Window in time — Amateur photographer captured anything that moved under its own power

Published: Friday, Oct. 19 2007 12:24 a.m. MDT

A. Dennis Mead has been scanning, sorting and cataloging pictures taken by his great-uncle, photographer Bill Winther.

Michael Brandy, Deseret Morning News

Bill Winther loved planes, trains and automobiles. And more than that, he loved taking pictures of them.

And why not? The ability of things to move under their own power was undergoing dramatic change in the early part of the 20th century — and so was the ability to capture those machines on film. Winther grew up amid those changes and developed a lifelong interest in them.

Winther had been born in the little fishing village of Kolbjornsvik, on the island of Arendal, off the coast of Norway, on March 21, 1907, the youngest of six children. Like many other converts to The Church of Jesus Christ of Latter-day Saints, his parents decided to immigrate to America.

But, because the family was too poor for all of them to make the trip at once, the father, Hans, and the oldest son, Nils, made the journey first.

The two Winthers arrived in Salt Lake City and found work on the railroad, where they earned enough money to send for other family members.

Bill Winther was 4 years old when he arrived in America. Some of the family stayed in Salt Lake City, but Hans, and his wife, Johanne Amalie, and several of their sons took advantage of the Homestead Act and obtained the rights to a dry farm in Dehlin, Idaho.

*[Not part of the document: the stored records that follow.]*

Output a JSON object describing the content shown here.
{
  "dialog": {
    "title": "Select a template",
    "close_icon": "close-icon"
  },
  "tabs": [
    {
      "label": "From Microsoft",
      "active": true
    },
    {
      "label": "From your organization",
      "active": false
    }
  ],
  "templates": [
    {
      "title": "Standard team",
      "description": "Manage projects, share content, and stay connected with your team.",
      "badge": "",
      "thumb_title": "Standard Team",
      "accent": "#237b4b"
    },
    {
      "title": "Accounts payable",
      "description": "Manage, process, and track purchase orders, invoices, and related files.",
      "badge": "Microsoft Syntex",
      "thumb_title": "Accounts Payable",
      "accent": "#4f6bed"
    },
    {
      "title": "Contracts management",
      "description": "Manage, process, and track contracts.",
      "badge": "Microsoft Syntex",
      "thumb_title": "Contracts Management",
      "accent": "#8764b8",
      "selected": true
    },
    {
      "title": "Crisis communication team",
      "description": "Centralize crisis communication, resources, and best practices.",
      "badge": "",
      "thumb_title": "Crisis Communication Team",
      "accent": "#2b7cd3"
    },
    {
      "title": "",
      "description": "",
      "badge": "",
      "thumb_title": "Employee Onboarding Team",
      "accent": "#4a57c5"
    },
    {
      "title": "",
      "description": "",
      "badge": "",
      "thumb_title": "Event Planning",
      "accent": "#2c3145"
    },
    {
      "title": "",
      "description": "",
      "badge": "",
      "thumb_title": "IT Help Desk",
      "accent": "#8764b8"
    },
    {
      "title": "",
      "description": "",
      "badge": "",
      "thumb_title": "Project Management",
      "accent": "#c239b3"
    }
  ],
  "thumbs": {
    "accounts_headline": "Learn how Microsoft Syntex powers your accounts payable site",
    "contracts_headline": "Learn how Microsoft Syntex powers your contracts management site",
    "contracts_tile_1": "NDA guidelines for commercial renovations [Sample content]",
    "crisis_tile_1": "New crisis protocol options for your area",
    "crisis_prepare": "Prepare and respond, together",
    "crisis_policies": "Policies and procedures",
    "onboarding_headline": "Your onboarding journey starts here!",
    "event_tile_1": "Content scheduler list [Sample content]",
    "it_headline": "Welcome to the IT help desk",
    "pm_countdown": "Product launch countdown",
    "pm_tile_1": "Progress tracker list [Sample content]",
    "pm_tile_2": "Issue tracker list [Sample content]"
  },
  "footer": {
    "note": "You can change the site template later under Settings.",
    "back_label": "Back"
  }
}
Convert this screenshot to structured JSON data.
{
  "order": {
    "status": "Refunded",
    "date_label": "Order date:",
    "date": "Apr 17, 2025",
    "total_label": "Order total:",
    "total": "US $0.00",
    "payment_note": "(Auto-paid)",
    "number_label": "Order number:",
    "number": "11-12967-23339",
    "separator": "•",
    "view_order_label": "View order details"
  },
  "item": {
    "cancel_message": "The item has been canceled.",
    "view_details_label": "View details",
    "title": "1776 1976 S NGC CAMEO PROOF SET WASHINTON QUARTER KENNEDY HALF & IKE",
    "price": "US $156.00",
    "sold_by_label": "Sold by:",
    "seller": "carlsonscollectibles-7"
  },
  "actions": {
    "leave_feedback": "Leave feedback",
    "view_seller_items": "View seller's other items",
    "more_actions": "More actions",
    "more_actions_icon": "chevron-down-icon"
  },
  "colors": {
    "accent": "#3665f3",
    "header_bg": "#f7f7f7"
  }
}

Hans had been a ship's carpenter by trade in Norway, and dry framing was vastly different. The family struggled along. Then Johanne Amalie contracted scarlet fever and died. The Winthers ended up selling the farm and moving back to Salt Lake City.

But you wonder if perhaps on long winter nights on the farm, Hans talked to his son about his experience with the railroad. Perhaps working with the farm machinery of the day also captured the boy's interest.

"All his life, Bill had a keen interest in anything mechanical," says A. Dennis Mead, whose grandmother was Bill Winther's sister. That interest even turned into Bill's life work. "After a time working as a truck driver, hauling coal for the operation of the Salt Lake Laundry at 857 S. Main in Salt Lake City, he eventually obtained a job as a mechanic for International Harvester, where he remained until his retirement."

That career was complemented by Winther's interest in photography. "As soon as he was able to buy a camera, he began to photograph anything that moved under its own power," says Mead. "He would take his camera everywhere he went — to family picnics, to airports, to car races and to the streets and byways of Salt Lake City. It was as though his camera were an extension of his arm."